The six-member panel headed by ASI’s director-general and comprising eminent urban planners and historians, examines all proposals where a relaxation of the rule prohibiting construction within 100 metres is asked for and decides on a case-to-case basis.
Though the exact number of sanctions given so far is not known, as per RTI details on its website, it has allowed nearly 100 constructions between March 2008 and May 2009.
A bench of Chief Justice Ajit Prakash Shah and Justice S Muralidhar has directed the ASI to place before it on Thursday all original records regarding constitution of the committee and details of the number of permissions granted by them so far.
The order came in a case, filed by Supreme Court lawyer Gaurang Kanth, that challenged the committee’s permission to a private builder to construct within 88 metres of Humayun’s Tomb, a world heritage site, in Nizamuddin East. The builder had moved the division bench against a single-bench order staying constructions.
“By allowing constructions in the prohibited area, the ASI has violated the very object of its creation that is preservation of ancient monuments,” the petition said.
Kanth produced documents in court showing that the high court had in July 2004, while dealing with a suit seeking permission to construct within the prohibited limits of Jantar Mantar, asked the ASI to consider a mechanism where the 100-metre prohibition is relaxed on a case-to-case basis. But the ASI had then rushed to Supreme Court against the order and obtained a stay.
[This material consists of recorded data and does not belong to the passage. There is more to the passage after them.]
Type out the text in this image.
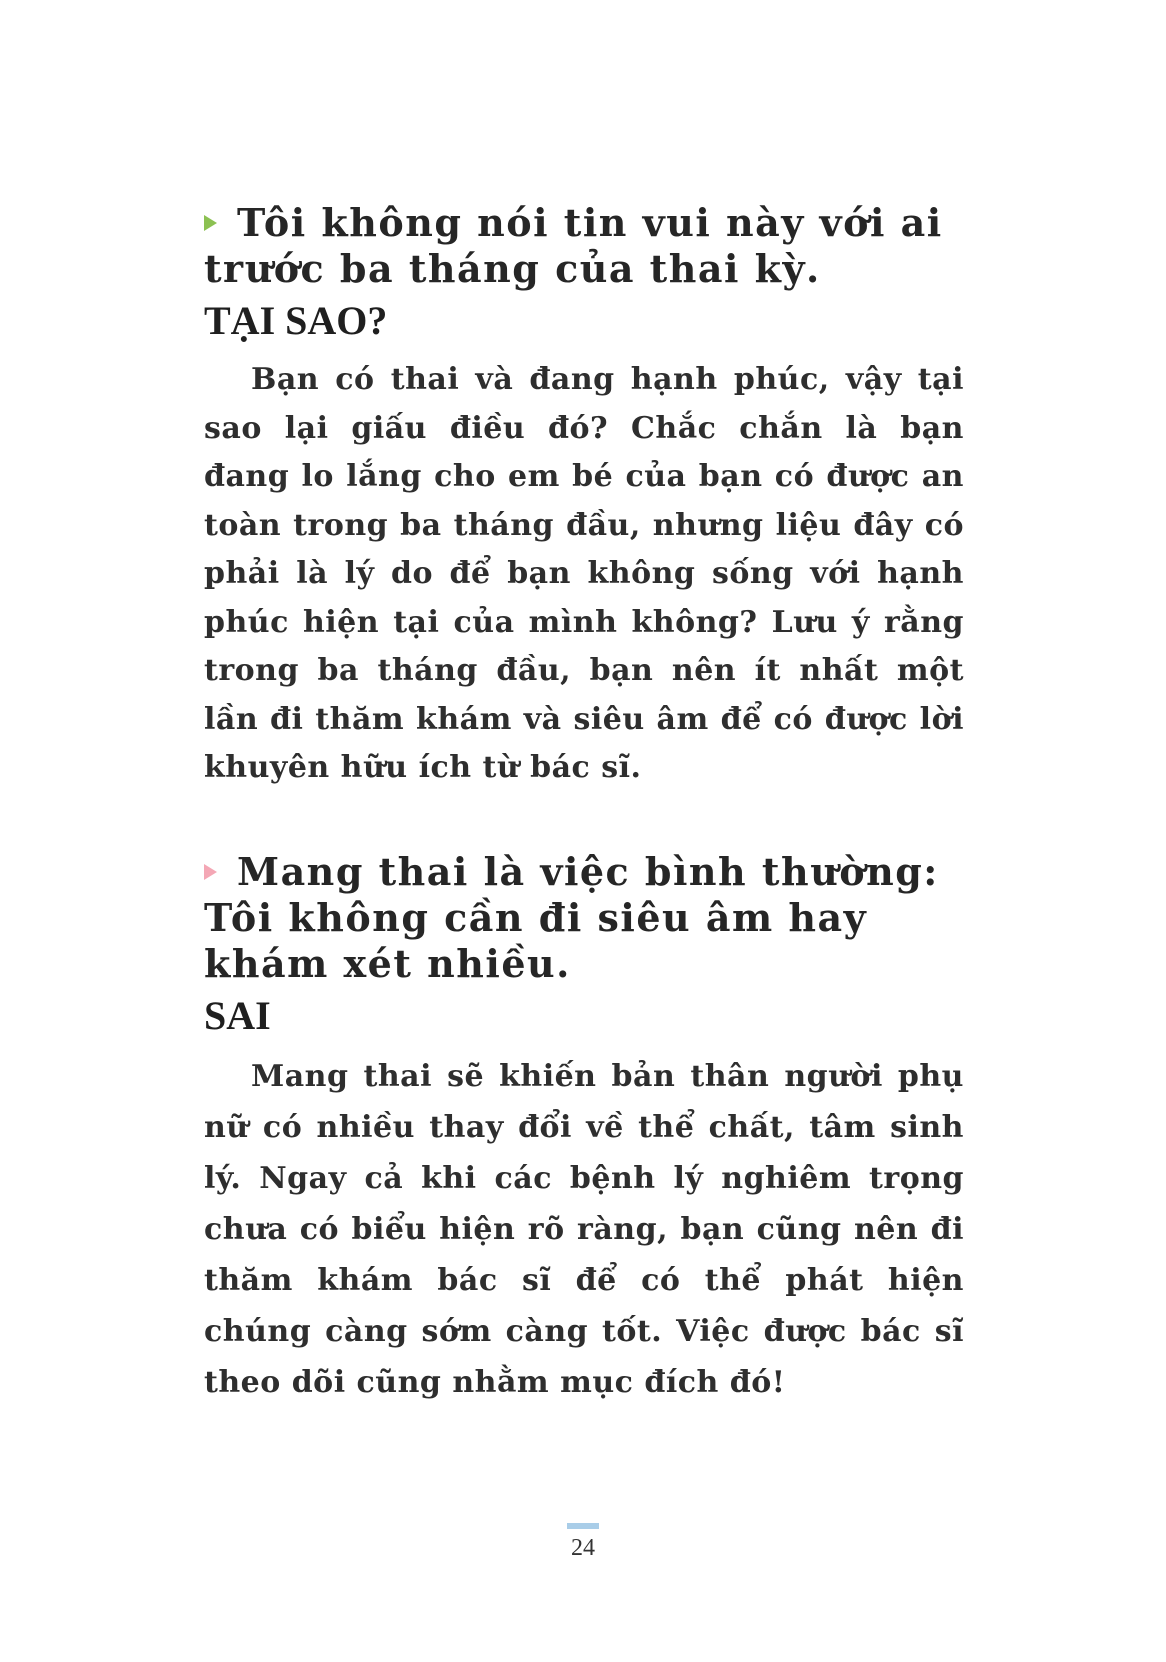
Tôi không nói tin vui này với ai trước ba tháng của thai kỳ.
TẠI SAO?

Bạn có thai và đang hạnh phúc, vậy tại sao lại giấu điều đó? Chắc chắn là bạn đang lo lắng cho em bé của bạn có được an toàn trong ba tháng đầu, nhưng liệu đây có phải là lý do để bạn không sống với hạnh phúc hiện tại của mình không? Lưu ý rằng trong ba tháng đầu, bạn nên ít nhất một lần đi thăm khám và siêu âm để có được lời khuyên hữu ích từ bác sĩ.

Mang thai là việc bình thường: Tôi không cần đi siêu âm hay khám xét nhiều.
SAI

Mang thai sẽ khiến bản thân người phụ nữ có nhiều thay đổi về thể chất, tâm sinh lý. Ngay cả khi các bệnh lý nghiêm trọng chưa có biểu hiện rõ ràng, bạn cũng nên đi thăm khám bác sĩ để có thể phát hiện chúng càng sớm càng tốt. Việc được bác sĩ theo dõi cũng nhằm mục đích đó!

24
The apex court said: “The portion of the high court order directing the government to reconsider limits around ancient monuments is stayed.”
Kanth argued in the court that in this situation, the ASI had no right to form a committee through an internal notification without the approval of Parliament, which passed the original notification in
1992 strictly banning constructions within 100 metres.
Documents in possession of HT show that the ASI had relied on the same high court judgment of 2004, which they had challenged in the apex court, to form the committee to reconsider limits around monuments.